BGB-3111, a highly specific BTK inhibitor, is active in patients with Waldenström macroglobulinemia (WM), according to an interim analysis from an ongoing phase I trial presented at the 2017 International Conference on Malignant Lymphoma biennial meeting in Lugano, Switzerland.
With a median follow-up of 12.3 months, 42 patients in the efficacy population demonstrated a best objective response rate (ORR) of 90%. Although no complete response was reported, 18 (43%) patients showed very good partial response (VGPR), 14 (33%) patients achieved partial response (PR), and 6 (14%) patients showed minor response (MR). Stable disease was demonstrated by the remaining 4 (10%) patients.
The 1-year progression-free survival rate was 91.7% with BGB-3111. Median time to response was 28 days.
Median trough occupancy of BTK in patients was 100% at 160 mg twice daily versus 94% at 320 mg of once daily BGB-311 (P = .002).
WM is a B-cell malignancy that is characterized by characterized by large amounts of immunoglobulin M (IgM) paraprotein and bone marrow infiltration by clonal small B lymphocytes, plasmacytoid lymphocytes and plasma cells. A hallmark of WM is constitutive activation of the BTK, a critical signaling component of the B-cell receptor and a key mediator of cell survival.

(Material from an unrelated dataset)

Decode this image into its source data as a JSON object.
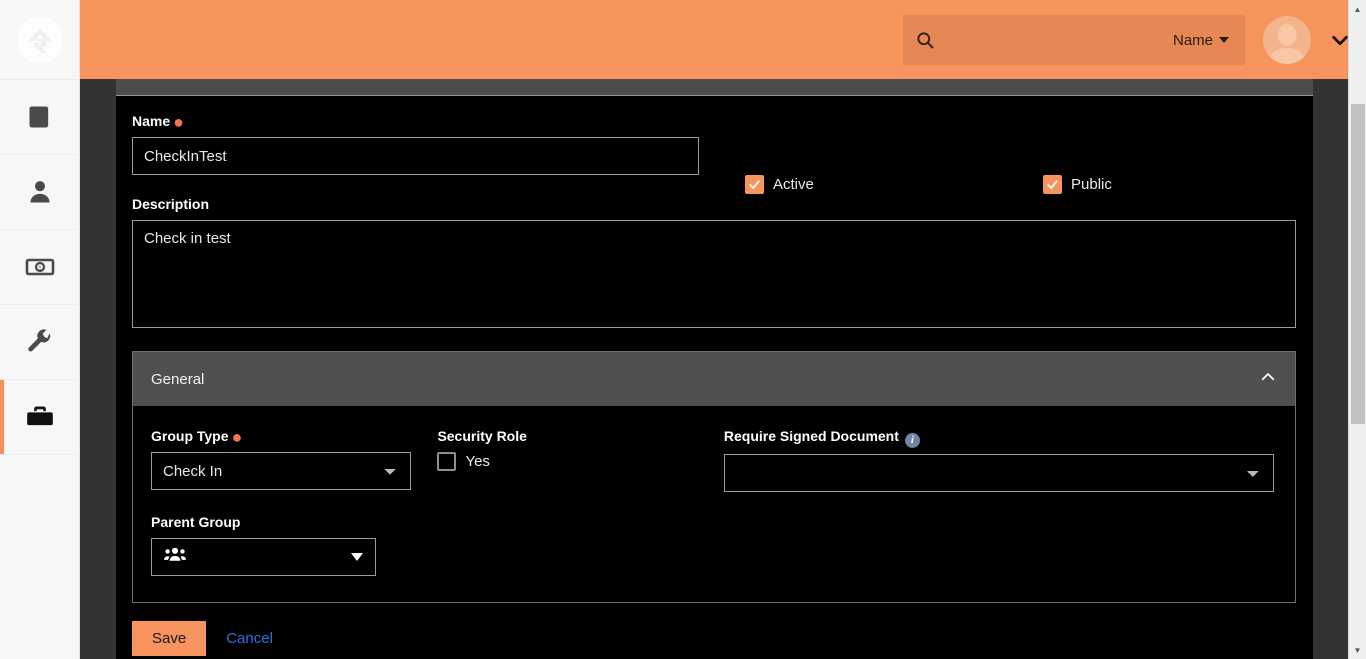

Judith Trotman, MBChB, clinical associate professor clinical associate professor of hematology at Concord Repatriation General Hospital in Concord, Australia, explained that modified WM response criteria were used in this trial that defines VGPR as ≥90 reduction of serum IgM from baseline and a reduction of lymphadenopathy or splenomegaly (if present), and MR as at least 25% but less than 50% reduction of serum IgM from baseline.
“BGB-311 has been shown to be equipotent to ibrutinib in cellular assays.” Trotman said. “BGB-3111 achieves high plasma concentrations and complete BTK occupancy in blood and lymph nodes that results in a high very good response rate in patients with WM.
“While the first generation BTK inhibitor, ibrutinib, has shown clinical benefit in WM, it also delivers significant side effects of bruising, bleeding, diarrhea, and cardiac arrhythmias.”
BGB-3111 has been designed to minimize off target inhibition of other kinases, including EGFR, ITK, JAK3, HER2, and TEC, with the aim of decreasing these side effects.
This phase I dose escalation trial enrolled 48 patients with WM who had received one or more prior therapies (range, 0-8), ECOG PS of 0 to 2, and had no available treatment option. The median patient age was 66 (range, 44-87) years.
BGB-3111 was administered orally at 40 mg, 50 mg, and 100 mg daily. Patients then went into the dose expansion phase and received the recommended phase 2 dose of 320 mg daily or 160 mg twice daily.
The median reduction of IgM from baseline was 32.7 g/L (81.3%) and a computed tomography detected a 45.5% median reduction of lymphadenopathy.
Patients presenting with serum hemoglobin levels <10 g/dL at baseline demonstrated an increase in hemoglobin from a median of 8.8 g/dL (range, 7.1-9.8) to 13.8 g/dL (range, 10.7-16.1) following BGB-3111 treatment.
“BGB-311 was very well tolerated,” Trotman said. “To date, there have been no treatment-related discontinuations due to BGB-3111 toxicity, although one patient in VGPR died due to pre-existing bronchiectasis.”
The most common grade 1/2 adverse events (AEs) reported in ≥20% of patients included upper respiratory infection (31%), petechiae/purpura/contusion (28%), and constipation (25%). There were 3 treatment-related AEs reported: atrial fibrillation and headache, both grade 2; and 1 grade 3 cryptococcal meningitis. All 3 cases resolved following withdrawal of BGB-3111, which was then safely resumed. Atrial fibrillation (one grade 1 and two grade 2) occurred in 3 patients and one patient had developed grade 3 diarrhea.
There were no cases of serious hemorrhage reported.
Trotman J, Opat S, Marlton P, et al. Bruton's tyrosine kinase (BTK) inhibitor BGB-3111 demonstrates high very good partial response (VGPR) rate in patients with Waldenström macroglobulinemia (WM). Hematol Oncol. [published online June 7, 2017] 35, 2017. (suppl S2; abst 059). doi: 10.1002/hon.2437_58.